4.2.2.1.3 Autres besoins: besoin d’accomplissement de soi et de réunification familiale

Les migrants centraméricains en migration de transit au Mexique peuvent aussi ressentir un besoin d’accomplissement de soi et un besoin de réunification familiale. Le besoin d’accomplissement de soi est associé au désir des migrants d’accéder au «rêve américain». Ce rêve, souvent associé par les participants à l’ascension sociale et à l’enrichissement personnel et familial, a été mentionné chez certains participants comme étant un besoin d’accomplissement de soi. Tel est le cas de Nico (I) et de Lucía (I), qui font référence aux besoins qu’ont les migrants de s’accomplir en tant que personne.

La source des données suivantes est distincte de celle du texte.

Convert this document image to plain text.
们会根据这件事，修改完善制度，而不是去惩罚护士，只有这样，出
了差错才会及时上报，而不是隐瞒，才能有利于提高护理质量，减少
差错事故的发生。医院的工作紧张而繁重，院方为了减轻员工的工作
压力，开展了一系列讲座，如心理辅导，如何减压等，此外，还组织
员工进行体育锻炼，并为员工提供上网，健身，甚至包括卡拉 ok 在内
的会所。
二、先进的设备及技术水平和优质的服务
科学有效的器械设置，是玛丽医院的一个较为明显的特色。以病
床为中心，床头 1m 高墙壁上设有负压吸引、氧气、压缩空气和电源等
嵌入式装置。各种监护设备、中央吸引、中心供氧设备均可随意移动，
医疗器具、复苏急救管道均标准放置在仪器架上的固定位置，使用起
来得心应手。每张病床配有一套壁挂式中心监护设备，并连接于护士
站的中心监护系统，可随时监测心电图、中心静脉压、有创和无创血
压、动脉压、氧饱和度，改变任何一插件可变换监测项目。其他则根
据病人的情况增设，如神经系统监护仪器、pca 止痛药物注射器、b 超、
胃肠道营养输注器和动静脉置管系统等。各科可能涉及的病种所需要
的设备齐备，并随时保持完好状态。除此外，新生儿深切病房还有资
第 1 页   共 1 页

Selon eux, les migrants ressentent le besoin de croitre personnellement et économiquement; ils entreprendraient donc la migration vers les États- Unis dans l’espoir de trouver un endroit qui pourrait leur permettre de répondre à ces désirs. Le cas de Matteo (M) démontre que des migrants quittent leur pays par désir de vivre le fameux «rêve américain»:

Oui, je voulais vivre le rêve américain, c’était ça. Je ne vais pas te dire qu’on m’a chassé. Je ne vais pas te mentir. Oui, je voulais aller au Nord, travailler pour mes enfants, lutter pour eux, mais

Lisa (I) fait référence à ce rêve américain en déplorant que plusieurs migrants migrent dans le but de vivre «au pays des merveilles», ce rêve de croissance économique et personnelle qu’elle considère complètement illusoire. Enfin, Julio (I) ajoute un aspect intéressant à cette nécessité de vivre le «rêve américain». Selon lui, certains migrants s’imposeraient une pression personnelle pour réaliser ce rêve, qui peut être perçu comme un exploit:

Une des principales motivations c’est le désir de sortir de la pauvreté extrême qu’ils vivent dans leur pays. C’est un des motifs, la pauvreté extrême. D’un autre côté, il y a des personnes qui veulent seulement partir pour vivre le rêve américain. Ils veulent juste aller là-bas et revenir, c’est comme une rivalité, le fait de pouvoir dire : «Moi, je peux», «Moi, oui, je me mets au défi», «Moi, j’y vais et je reviens». Julio #35

Des migrants centraméricains en migration de transit au Mexique ressentent aussi un besoin de réunification familiale. Ce besoin fut uniquement mentionné par Lisa (I). Elle mentionne que plusieurs jeunes migrants quittent leur pays d’origine pour rejoindre leur mère ou leur père, ou un autre membre de leur famille proche, déjà établis aux États-Unis.